Dorastali razem, bawili się razem oraz uczyli.
Może i to Zabini jest drugą połówką Dracona, ale nie zmieniało to faktu, że srebrnooki poświęciłby swe życie za tego drugiego, nawet jeśli Merlin nie połączył ich specjalną więzią.
— Moja mama wie, co lubię, więc mi kupuje, a poza tym brak mi książek, bo je praktycznie pożeram. — parsknął blondyn, poprawiając swe włosy. — Nawet nie próbuj wyciągnąć dwuznaczności z moich pierwszych słów, Smoku, to moja matka.
— Jestem cicho, widzisz? — Malfoy uniósł dłonie niewinnie, przewracając oczami. — Wciąż nie wierzę, że idziesz do tego ohydnego sklepu. — na jego twarzy zjawił się grymas. — Weasleye. — prychnął. — Idę się przejść, zajmie mi to z dziesięć czy piętnaście minut, więc wyjdź stamtąd, kiedy już wrócę, bo czekać na ciebie nie będę.
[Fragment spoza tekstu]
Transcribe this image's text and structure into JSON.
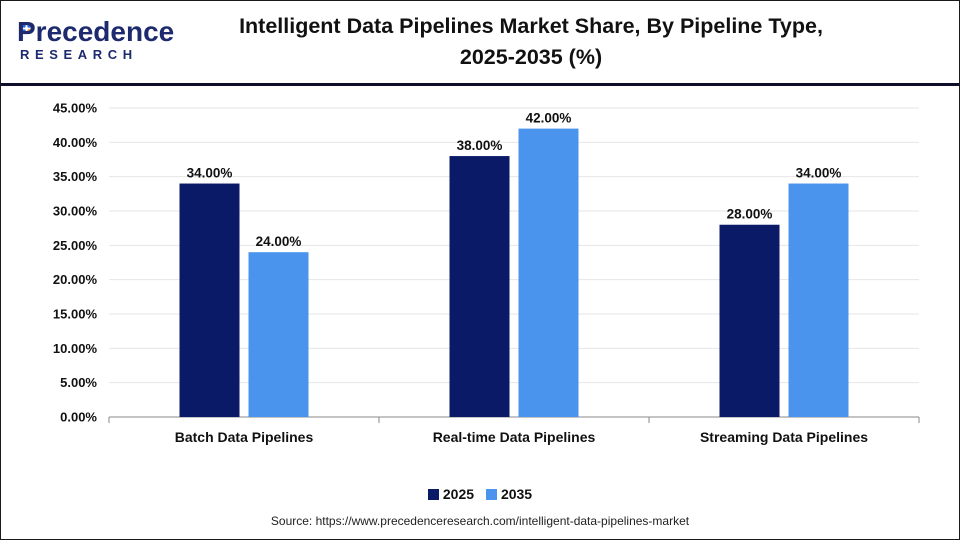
{
  "header": {
    "logo_text": "Precedence",
    "logo_subtext": "RESEARCH",
    "title_line1": "Intelligent Data Pipelines Market Share, By Pipeline Type,",
    "title_line2": "2025-2035 (%)"
  },
  "colors": {
    "series_2025": "#0b1a66",
    "series_2035": "#4a94ee",
    "logo": "#1d2a6e",
    "logo_dot_blue": "#2f6fe0",
    "logo_dot_orange": "#f39a1e"
  },
  "chart_data": {
    "type": "bar",
    "title": "Intelligent Data Pipelines Market Share, By Pipeline Type, 2025-2035 (%)",
    "categories": [
      "Batch Data Pipelines",
      "Real-time Data Pipelines",
      "Streaming Data Pipelines"
    ],
    "series": [
      {
        "name": "2025",
        "values": [
          34.0,
          38.0,
          28.0
        ],
        "labels": [
          "34.00%",
          "38.00%",
          "28.00%"
        ]
      },
      {
        "name": "2035",
        "values": [
          24.0,
          42.0,
          34.0
        ],
        "labels": [
          "24.00%",
          "42.00%",
          "34.00%"
        ]
      }
    ],
    "ylim": [
      0,
      45
    ],
    "yticks": [
      0,
      5,
      10,
      15,
      20,
      25,
      30,
      35,
      40,
      45
    ],
    "ytick_labels": [
      "0.00%",
      "5.00%",
      "10.00%",
      "15.00%",
      "20.00%",
      "25.00%",
      "30.00%",
      "35.00%",
      "40.00%",
      "45.00%"
    ],
    "xlabel": "",
    "ylabel": "",
    "grid": true,
    "legend_position": "bottom-center"
  },
  "source": "Source: https://www.precedenceresearch.com/intelligent-data-pipelines-market"
}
— I tak zawsze sobie idziesz do szkoły. — wytknął mu Nott, szturchając go żartobliwie.
— Bo, cholera, chodzisz tam przynajmniej dwa razy w tygodniu, ba, potrafisz się tam wymknąć, ale i tak chuja mi powiesz. — przeklnął Draco. — Ale jestem cierpliwy, poczekam, aż wyznasz mi prawdę, dlaczego tam naprawdę chodzisz... i będzie okej.
— Kwestia czasu, Smoku. Kwestia czasu. A teraz. — spojrzał na wejście do sklepu z małym uśmiechem. — Spadam coś kupić, a ty idź od razu do szkoły.
Malfoy już miał mu odpowiedzieć, lecz zaprzestał oddychania, kiedy w zasięgu wzroku dostrzegł brązową czuprynę z okrągłymi okularami, właściciel tych rzeczy rozmawiał beztrosko z drugą połówką Dracona, a wokół nich była jeszcze roześmiana Hermiona z Pansy oraz Ron, który o dziwo, mimowolnie odzywał się do Blaise'a, będącego absolutnie rozradowanego tym faktem.
— Wiesz co, Nott. Krótki spacer mi nie zaszkodzi, trzeba się rozprostować. — rzekł w końcu do wyczekującego blondyna, który podążył za jego wzrokiem i bardzo dobrze wiedział, jaki był powód, dlaczego ten woli jednak zostać niż wrócić do środka. — Do później. — i odszedł.
Kącik ust Theodore'a uniósł się, gdy swe kroki skierował ku sklepowi, do którego miał przyjemność częstego zaglądania. Otworzył nieśmiale drzwi, lecz nikt w środku tym się nie przejął, ponieważ panował tłok w środku. Od razu przylgnął do lewej strony, gdzie wyminął większość klientów i skierował się na schody, gdzie mignęły mu znane dwie, rudawe czupryny.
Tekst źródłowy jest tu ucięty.